In this scenario, you use the Orchard Core Admin UI to define McpPrompt (Liquid templates) and McpResource (Content Items, Files, FTP/SFTP locations). An external AI assistant connects to Orchard Core to consume them.

Sequence Flow:

  1. Connection / Handshake:
    • External Client (e.g., Claude) connects to Orchard Core's /api/mcp/sse endpoint.
    • Authentication is handled via McpApiKeyAuthenticationHandler or OAuth2.
  2. Discovery (prompts/list & resources/list):
    • The external client asks Orchard Core what it knows.

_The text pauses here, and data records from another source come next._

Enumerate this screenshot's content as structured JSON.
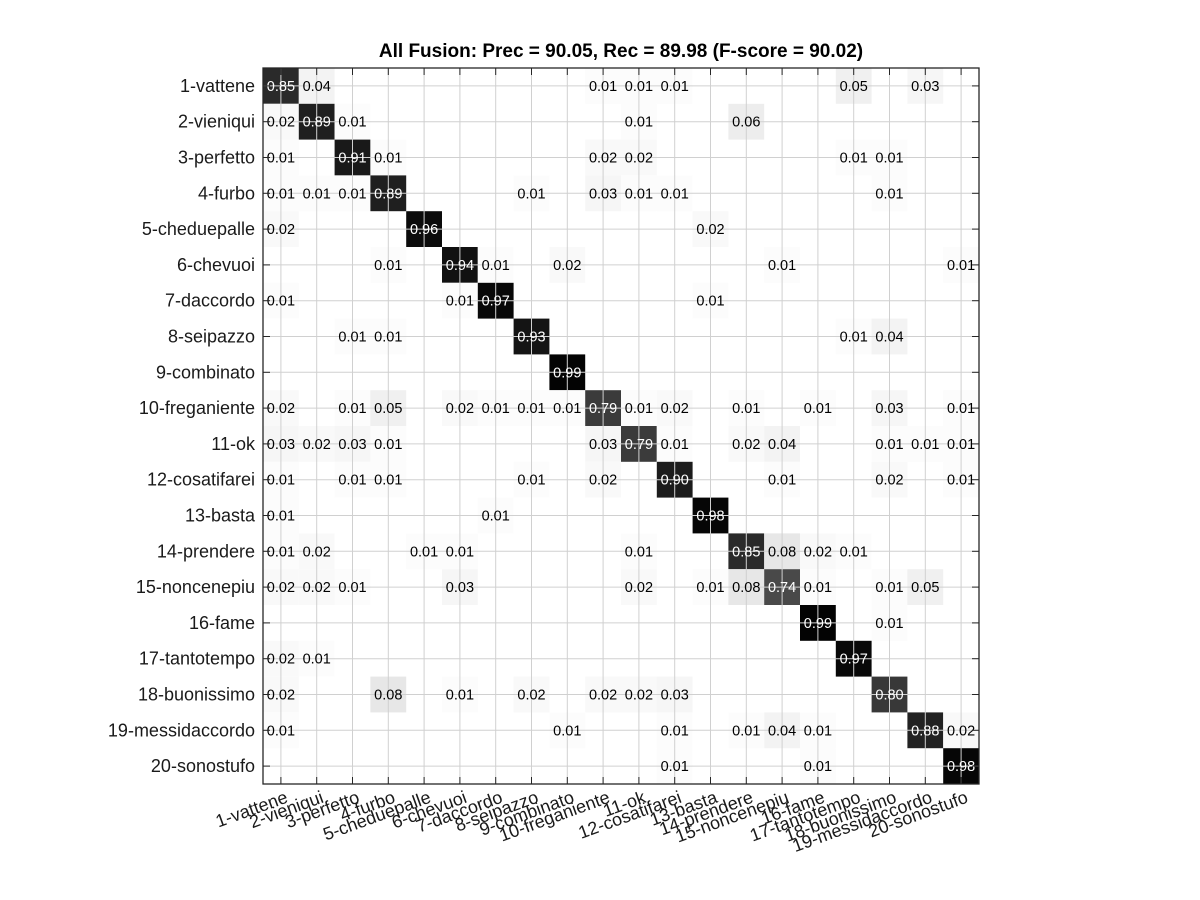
{
  "chart_data": {
    "type": "heatmap",
    "title": "All Fusion: Prec = 90.05, Rec = 89.98 (F-score = 90.02)",
    "row_labels": [
      "1-vattene",
      "2-vieniqui",
      "3-perfetto",
      "4-furbo",
      "5-cheduepalle",
      "6-chevuoi",
      "7-daccordo",
      "8-seipazzo",
      "9-combinato",
      "10-freganiente",
      "11-ok",
      "12-cosatifarei",
      "13-basta",
      "14-prendere",
      "15-noncenepiu",
      "16-fame",
      "17-tantotempo",
      "18-buonissimo",
      "19-messidaccordo",
      "20-sonostufo"
    ],
    "col_labels": [
      "1-vattene",
      "2-vieniqui",
      "3-perfetto",
      "4-furbo",
      "5-cheduepalle",
      "6-chevuoi",
      "7-daccordo",
      "8-seipazzo",
      "9-combinato",
      "10-freganiente",
      "11-ok",
      "12-cosatifarei",
      "13-basta",
      "14-prendere",
      "15-noncenepiu",
      "16-fame",
      "17-tantotempo",
      "18-buonissimo",
      "19-messidaccordo",
      "20-sonostufo"
    ],
    "values": [
      [
        0.85,
        0.04,
        0,
        0,
        0,
        0,
        0,
        0,
        0,
        0.01,
        0.01,
        0.01,
        0,
        0,
        0,
        0,
        0.05,
        0,
        0.03,
        0
      ],
      [
        0.02,
        0.89,
        0.01,
        0,
        0,
        0,
        0,
        0,
        0,
        0,
        0.01,
        0,
        0,
        0.06,
        0,
        0,
        0,
        0,
        0,
        0
      ],
      [
        0.01,
        0,
        0.91,
        0.01,
        0,
        0,
        0,
        0,
        0,
        0.02,
        0.02,
        0,
        0,
        0,
        0,
        0,
        0.01,
        0.01,
        0,
        0
      ],
      [
        0.01,
        0.01,
        0.01,
        0.89,
        0,
        0,
        0,
        0.01,
        0,
        0.03,
        0.01,
        0.01,
        0,
        0,
        0,
        0,
        0,
        0.01,
        0,
        0
      ],
      [
        0.02,
        0,
        0,
        0,
        0.96,
        0,
        0,
        0,
        0,
        0,
        0,
        0,
        0.02,
        0,
        0,
        0,
        0,
        0,
        0,
        0
      ],
      [
        0,
        0,
        0,
        0.01,
        0,
        0.94,
        0.01,
        0,
        0.02,
        0,
        0,
        0,
        0,
        0,
        0.01,
        0,
        0,
        0,
        0,
        0.01
      ],
      [
        0.01,
        0,
        0,
        0,
        0,
        0.01,
        0.97,
        0,
        0,
        0,
        0,
        0,
        0.01,
        0,
        0,
        0,
        0,
        0,
        0,
        0
      ],
      [
        0,
        0,
        0.01,
        0.01,
        0,
        0,
        0,
        0.93,
        0,
        0,
        0,
        0,
        0,
        0,
        0,
        0,
        0.01,
        0.04,
        0,
        0
      ],
      [
        0,
        0,
        0,
        0,
        0,
        0,
        0,
        0,
        0.99,
        0,
        0,
        0,
        0,
        0,
        0,
        0,
        0,
        0,
        0,
        0
      ],
      [
        0.02,
        0,
        0.01,
        0.05,
        0,
        0.02,
        0.01,
        0.01,
        0.01,
        0.79,
        0.01,
        0.02,
        0,
        0.01,
        0,
        0.01,
        0,
        0.03,
        0,
        0.01
      ],
      [
        0.03,
        0.02,
        0.03,
        0.01,
        0,
        0,
        0,
        0,
        0,
        0.03,
        0.79,
        0.01,
        0,
        0.02,
        0.04,
        0,
        0,
        0.01,
        0.01,
        0.01
      ],
      [
        0.01,
        0,
        0.01,
        0.01,
        0,
        0,
        0,
        0.01,
        0,
        0.02,
        0,
        0.9,
        0,
        0,
        0.01,
        0,
        0,
        0.02,
        0,
        0.01
      ],
      [
        0.01,
        0,
        0,
        0,
        0,
        0,
        0.01,
        0,
        0,
        0,
        0,
        0,
        0.98,
        0,
        0,
        0,
        0,
        0,
        0,
        0
      ],
      [
        0.01,
        0.02,
        0,
        0,
        0.01,
        0.01,
        0,
        0,
        0,
        0,
        0.01,
        0,
        0,
        0.85,
        0.08,
        0.02,
        0.01,
        0,
        0,
        0
      ],
      [
        0.02,
        0.02,
        0.01,
        0,
        0,
        0.03,
        0,
        0,
        0,
        0,
        0.02,
        0,
        0.01,
        0.08,
        0.74,
        0.01,
        0,
        0.01,
        0.05,
        0
      ],
      [
        0,
        0,
        0,
        0,
        0,
        0,
        0,
        0,
        0,
        0,
        0,
        0,
        0,
        0,
        0,
        0.99,
        0,
        0.01,
        0,
        0
      ],
      [
        0.02,
        0.01,
        0,
        0,
        0,
        0,
        0,
        0,
        0,
        0,
        0,
        0,
        0,
        0,
        0,
        0,
        0.97,
        0,
        0,
        0
      ],
      [
        0.02,
        0,
        0,
        0.08,
        0,
        0.01,
        0,
        0.02,
        0,
        0.02,
        0.02,
        0.03,
        0,
        0,
        0,
        0,
        0,
        0.8,
        0,
        0
      ],
      [
        0.01,
        0,
        0,
        0,
        0,
        0,
        0,
        0,
        0.01,
        0,
        0,
        0.01,
        0,
        0.01,
        0.04,
        0.01,
        0,
        0,
        0.88,
        0.02
      ],
      [
        0,
        0,
        0,
        0,
        0,
        0,
        0,
        0,
        0,
        0,
        0,
        0.01,
        0,
        0,
        0,
        0.01,
        0,
        0,
        0,
        0.98
      ]
    ],
    "value_format": "0.00",
    "colormap": "gray-inverted",
    "grid": true
  }
}
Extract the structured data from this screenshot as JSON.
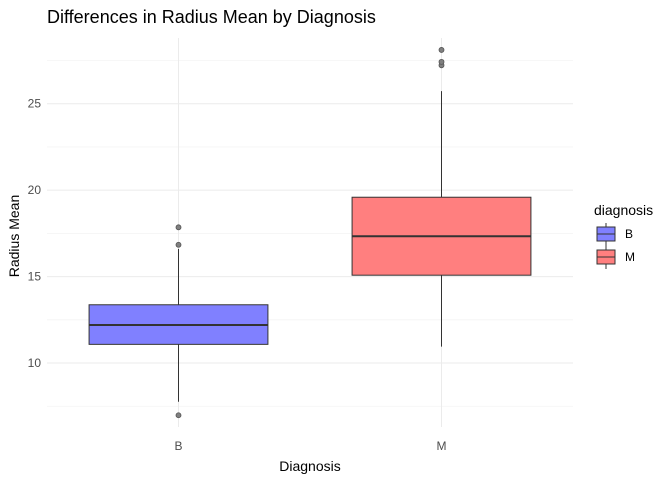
{
  "chart_data": {
    "type": "boxplot",
    "title": "Differences in Radius Mean by Diagnosis",
    "xlabel": "Diagnosis",
    "ylabel": "Radius Mean",
    "categories": [
      "B",
      "M"
    ],
    "ylim": [
      6.3,
      28.8
    ],
    "yticks": [
      10,
      15,
      20,
      25
    ],
    "grid": true,
    "boxes": [
      {
        "category": "B",
        "whisker_low": 7.76,
        "q1": 11.08,
        "median": 12.2,
        "q3": 13.37,
        "whisker_high": 16.6,
        "outliers": [
          6.98,
          16.84,
          17.85
        ],
        "fill": "#8080ff"
      },
      {
        "category": "M",
        "whisker_low": 10.95,
        "q1": 15.08,
        "median": 17.33,
        "q3": 19.59,
        "whisker_high": 25.73,
        "outliers": [
          27.22,
          27.42,
          28.11
        ],
        "fill": "#ff7f7f"
      }
    ],
    "legend": {
      "title": "diagnosis",
      "position": "right",
      "entries": [
        {
          "label": "B",
          "color": "#8080ff"
        },
        {
          "label": "M",
          "color": "#ff7f7f"
        }
      ]
    }
  }
}
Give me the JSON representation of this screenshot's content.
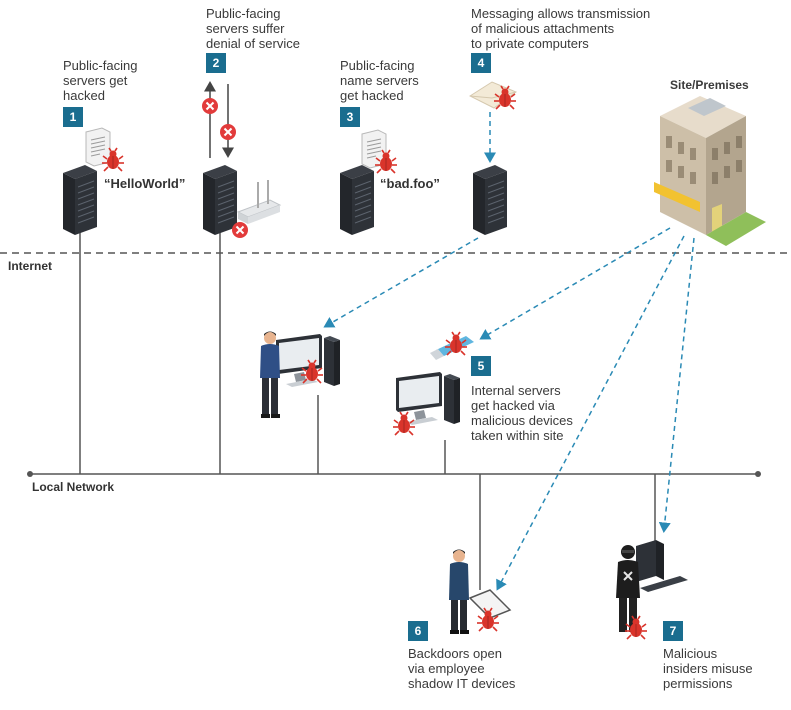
{
  "labels": {
    "internet": "Internet",
    "local_network": "Local Network",
    "site": "Site/Premises"
  },
  "steps": [
    {
      "num": "1",
      "text": "Public-facing\nservers get\nhacked"
    },
    {
      "num": "2",
      "text": "Public-facing\nservers suffer\ndenial of service"
    },
    {
      "num": "3",
      "text": "Public-facing\nname servers\nget hacked"
    },
    {
      "num": "4",
      "text": "Messaging allows transmission\nof malicious attachments\nto private computers"
    },
    {
      "num": "5",
      "text": "Internal servers\nget hacked via\nmalicious devices\ntaken within site"
    },
    {
      "num": "6",
      "text": "Backdoors open\nvia employee\nshadow IT devices"
    },
    {
      "num": "7",
      "text": "Malicious\ninsiders misuse\npermissions"
    }
  ],
  "quotes": {
    "hello": "“HelloWorld”",
    "badfoo": "“bad.foo”"
  },
  "colors": {
    "badge": "#1a6d8f",
    "dashed_arrow": "#2a8ab5",
    "bug": "#d9342b",
    "blocked": "#e23b3b",
    "line": "#555555"
  },
  "icons": [
    "server-icon",
    "document-icon",
    "bug-icon",
    "blocked-icon",
    "router-icon",
    "envelope-icon",
    "building-icon",
    "employee-icon",
    "desktop-icon",
    "usb-drive-icon",
    "tablet-icon",
    "hooded-insider-icon"
  ]
}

    • Orchard Core’s IMcpServerPromptService and IMcpServerResourceService query the Orchard Core database and return the catalog of defined Prompts and Resources.
  3. Execution - Taking Prompts (prompts/get):
    • Client Request: Claude decides to use a prompt named summarize_article and passes required arguments (e.g., articleId).
    • Server Routing: The request hits Orchard Core's McpPromptHandler.
    • Rendering: Orchard Core evaluates the McpPrompt Liquid template, binds the arguments, accesses internal Orchard Core data if needed, and generates the final text string.
    • Return: The rendered text is sent back to Claude to be used as system instructions.
  4. Execution - Taking Resources (resources/read):
    • Client Request: Claude requests a specific URI (e.g., content://article/123 or ftp://server/logs.txt).
    • Server Routing: Orchard Core's McpResourceHandler intercepts the request.
    • Type Delegation: It delegates the fetch to a specific IMcpResourceTypeHandler (e.g., ContentByIdResourceTypeHandler, FtpResourceTypeHandler, or FileResourceTypeHandler).
    • Data Extraction: The handler fetches the physical file, FTP stream, or Orchard Core Content Item JSON.
    • Return: Orchard Core returns the raw data/text to Claude, which Claude then reads to answer the user's question.